An iterative strategy for contaminant source localisation using GLMA optimization and Data Worth on two synthetic 2D Aquifers

https://doi.org/10.1016/j.jconhyd.2019.103554Get rights and content

Highlights

  • A non-linear optimisation is developed for contaminant source localisation.

  • An iterative approach based on data worth is constructed to collect the best new measurements.

  • Two heterogeneous synthetic cases are designed to illustrate the approach.

  • The method was developed to be applicable to real case studies with unknown parameters.

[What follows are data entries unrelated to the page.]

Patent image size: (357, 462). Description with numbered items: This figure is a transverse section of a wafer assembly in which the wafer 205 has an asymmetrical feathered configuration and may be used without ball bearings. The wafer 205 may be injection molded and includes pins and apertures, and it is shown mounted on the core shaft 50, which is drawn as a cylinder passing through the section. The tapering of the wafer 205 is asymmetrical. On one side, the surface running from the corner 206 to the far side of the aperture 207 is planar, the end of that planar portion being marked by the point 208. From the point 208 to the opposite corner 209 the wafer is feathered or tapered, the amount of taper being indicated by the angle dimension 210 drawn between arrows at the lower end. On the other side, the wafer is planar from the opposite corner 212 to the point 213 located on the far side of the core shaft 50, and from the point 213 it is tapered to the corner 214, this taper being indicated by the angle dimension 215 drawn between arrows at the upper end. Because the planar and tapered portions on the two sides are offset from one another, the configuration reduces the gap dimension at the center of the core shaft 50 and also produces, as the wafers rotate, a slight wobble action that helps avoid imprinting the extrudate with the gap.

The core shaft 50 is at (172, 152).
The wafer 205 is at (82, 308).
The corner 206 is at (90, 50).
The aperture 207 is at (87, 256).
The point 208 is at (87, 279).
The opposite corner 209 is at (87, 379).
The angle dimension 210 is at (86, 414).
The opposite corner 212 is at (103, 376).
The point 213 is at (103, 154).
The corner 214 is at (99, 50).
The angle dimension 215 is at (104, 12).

  • The method estimates simultaneously the source location and the hydraulic conductivity field.

Abstract

A contaminant source localisation strategy was developed considering unknown heterogeneous hydraulic conductivity field, unknown dispersivity and unknown location of a continuous contaminant source. The Gauss-Levenberg-Marquardt algorithm is combined with a data worth analysis to estimate the unknown parameters and identify the best locations of additional measurements. The data collection strategy is iterative, based on the ability of the additional dataset to decrease the uncertainties on the contaminant source location. Two 2D synthetic models are considered. The method is first illustrated with a simple model and a more complex model is then considered to evaluate the ability of the approach to locate the contaminant source from hydraulic heads and concentration data. This approach is parsimonious in terms of model runs and applicable to real cases. The results give a good estimate of the source location and the dispersivity, with acceptable NRMSE for each case. New observations introduced at each iteration decrease the standard deviation of the source location and improve the NRMSE. The estimated hydraulic conductivity field presents the same features as the original field.

Introduction

The identification of contaminant source location is a challenge for the management of numerous contaminated sites. A good knowledge of the source location allows a better strategy for the site remediation and the reduction of treatment costs. Migration plume processes are linked to the porous medium properties which are highly heterogeneous causing concentrated mass fluxes in a small zone. Studies showed that 70–80% of the plume mass discharge occurs in 10–20% of the contaminated area (Guilbeault et al., 2005). This 10% is the true source zone, which may often be quite small but has to be localised.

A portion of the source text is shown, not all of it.